Faculty Spotlight: Prof. Alan Huebner, PhD

Author: Notre Dame ESTEEM

An ESTEEM student from Alan Huebner’s statistics class two years ago stayed around Notre Dame after graduation and worked with some professors and graduate students in the College of Engineering on a new type of technology. More recently, the student enlisted Huebner to help the group with some data analysis.

Photo of Prof Alan Huebner

“That turned into a whole new project for me, working with him and these engineers,” Huebner says. “I’ve gotten new projects through my students there. There’s a lot of rewards to be reaped, both for me and the community.”

For Huebner, a Chicago-area native who first planned to be a high school math teacher, engagement with ESTEEM is an enriching dimension of his work at Notre Dame. He came to the Applied and Computational Mathematics and Statistics Department as an assistant professor of the practice three years ago, after earning a Ph.D. at the University of Illinois at Urbana-Champaign and working three years as a statistician for a college entrance exam firm.
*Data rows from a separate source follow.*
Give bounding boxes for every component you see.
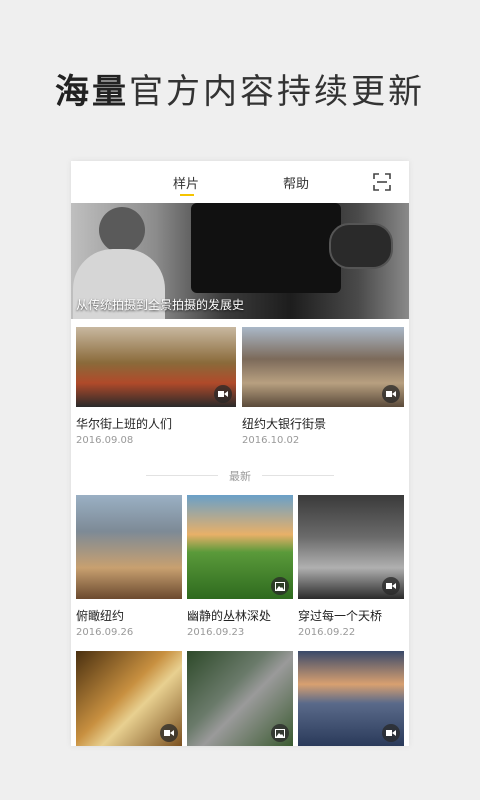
latest-card[interactable]	[187, 651, 293, 746]
video-icon	[382, 724, 400, 742]
section-label: 最新	[229, 470, 251, 483]
tab-help[interactable]: 帮助	[283, 173, 309, 192]
card-date: 2016.10.02	[242, 435, 300, 446]
hero-camera	[191, 203, 341, 293]
latest-card[interactable]: 俯瞰纽约 2016.09.26	[76, 495, 182, 638]
card-image	[242, 327, 404, 407]
video-icon	[160, 724, 178, 742]
image-icon	[271, 577, 289, 595]
video-icon	[382, 577, 400, 595]
promo-headline: 海量官方内容持续更新	[0, 64, 480, 113]
latest-card[interactable]	[298, 651, 404, 746]
latest-card[interactable]: 幽静的丛林深处 2016.09.23	[187, 495, 293, 638]
card-image	[298, 651, 404, 746]
card-title: 纽约大银行街景	[242, 417, 327, 431]
card-date: 2016.09.26	[76, 627, 134, 638]
featured-card[interactable]: 华尔街上班的人们 2016.09.08	[76, 327, 236, 446]
divider-line	[262, 475, 334, 476]
section-divider: 最新	[71, 466, 409, 486]
video-icon	[214, 385, 232, 403]
headline-bold: 海量	[55, 72, 129, 112]
headline-rest: 官方内容持续更新	[129, 72, 425, 112]
hero-lens	[329, 223, 393, 269]
video-icon	[382, 385, 400, 403]
featured-card[interactable]: 纽约大银行街景 2016.10.02	[242, 327, 404, 446]
hero-banner[interactable]: 从传统拍摄到全景拍摄的发展史	[71, 203, 409, 319]
app-screen: 样片 帮助 从传统拍摄到全景拍摄的发展史 华尔街上班的人们 2016.09.08	[71, 161, 409, 746]
card-image	[76, 651, 182, 746]
card-date: 2016.09.23	[187, 627, 245, 638]
latest-card[interactable]: 穿过每一个天桥 2016.09.22	[298, 495, 404, 638]
hero-caption: 从传统拍摄到全景拍摄的发展史	[76, 298, 245, 312]
card-date: 2016.09.22	[298, 627, 356, 638]
active-tab-indicator	[180, 194, 194, 196]
card-title: 穿过每一个天桥	[298, 609, 383, 623]
tab-bar: 样片 帮助	[71, 161, 409, 203]
tab-samples[interactable]: 样片	[173, 173, 199, 192]
image-icon	[271, 724, 289, 742]
card-image	[187, 651, 293, 746]
scan-icon[interactable]	[373, 173, 391, 191]
hero-person-head	[99, 207, 145, 253]
latest-card[interactable]	[76, 651, 182, 746]
card-image	[187, 495, 293, 599]
card-title: 俯瞰纽约	[76, 609, 125, 623]
card-image	[76, 327, 236, 407]
card-title: 幽静的丛林深处	[187, 609, 272, 623]
card-image	[76, 495, 182, 599]
card-date: 2016.09.08	[76, 435, 134, 446]
card-title: 华尔街上班的人们	[76, 417, 173, 431]
card-image	[298, 495, 404, 599]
In addition to summer and fall statistics classes for ESTEEM students, Huebner teaches undergraduate courses – about two-thirds first-year students, one-third higher-level undergraduates.

“The ESTEEM students are the only graduate students I teach,” he says. “What I aim to give them is practical statistical skills to explain their data sets they might be working with and to make predictions in the future. They’re doing a lot of different things. They’re planning their own business ventures, and they’re also learning about a scientific field with a faculty member here at Notre Dame. I show them fundamental applied statistics. It should help them understand their science, and it should help them analyze their business plans for their startup company.

“They are a group of very, very dynamic, inquisitive, curious students who ask great questions and are actually interested in the material and are not motivated solely by a grade. These ESTEEM students have been successful in their undergraduate careers. Some of them have been successful in industry. They come into the ESTEEM program knowing how to be successful, knowing how to be good students.”